TV and radio are the most important variables. They have a great impact on influencing sales.
RF.varimp.dur1 =varImp(rf, scale = FALSE)
imp <- data.frame(importance = RF.varimp.dur1$importance) %>%
tibble::rownames_to_column(var = "variable")
imp %>% ggplot(aes(x = reorder(variable,Overall), y = Overall)) +
geom_bar(stat = "identity", fill = "#440154", color = "black")+
coord_flip() +
labs(x = "Variables", y = "Variable importance")
Used a log transformation to show the small values easier.
imp.log <- data.frame(importance = RF.varimp.dur1$importance) %>%
log() %>%
tibble::rownames_to_column(var = "variable")
imp.log %>% ggplot(aes(x = reorder(variable,Overall), y = Overall)) +
geom_bar(stat = "identity", fill = "#440154", color = "black")+
coord_flip() +
labs(x = "Variables", y = "Variable importance")
Random forest has a test r-squared of 99.17% and a RMSE of 8.32. This model has a slightly higher test r-squared compared to the linear regression and decision tree.
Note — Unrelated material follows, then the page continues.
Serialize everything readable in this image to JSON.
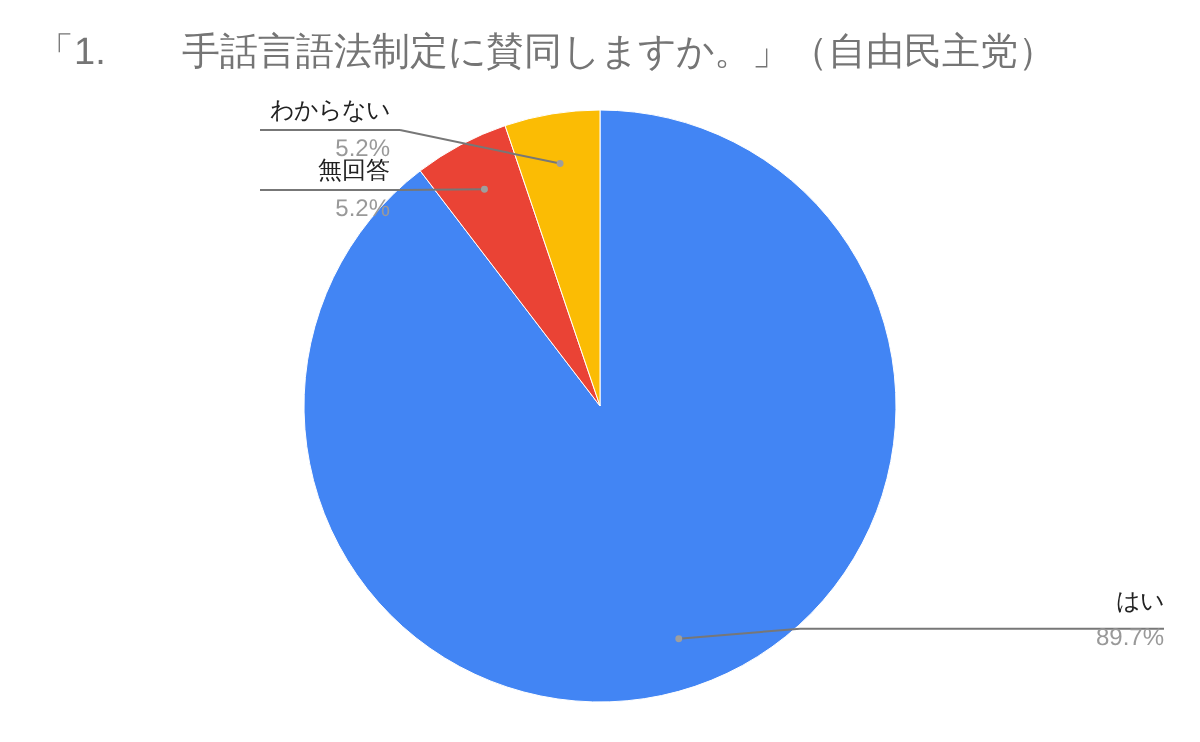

This model has a lower RMSE compared to the decision tree and a slighly higher RMSE compared to the linear regression.
y_hat = predict(rf, test)
mse.rf = mean((y_hat - test$Sales)^2)
rf.rmse = caret::RMSE(y_hat,test$Sales)
rf.r2 = R2(y_hat, test$Sales)
rf_performance_metrics =
data.frame(R_squared = rf.r2,
MSE = mse.rf,
RMSE = rf.rmse)
kable(rf_performance_metrics,
col.names = c("R-squared", "MSE", "RMSE"))
R-squared | MSE | RMSE |
---|---|---|
0.9918634 | 69.17844 | 8.317357 |
Higher TV budget predicts higher sales.
partial(rf, pred.var = "TV", train = train, plot = TRUE, plot.engine = "ggplot2")
Higher radio budget predicts higher sales.
partial(rf, pred.var = "Radio", train = train, plot = TRUE, plot.engine = "ggplot2")
Macro influnecers predict higher sales.
partial(rf, pred.var = "Influencer", train = train, plot = TRUE, plot.engine = "ggplot2")
Random forest outperforms the two other models. The variable importance from the random forest let’s us know that TV budget and radio budget are crucial in the model. Interestingly, in the linear regression model, we saw that TV budget and radio budget were both statistically significant variables. Social media budget and influencer type was not important in the random forest or statistically significant in the linear model.
To increase sales, investing in TV budget and radio budget will bring in more money.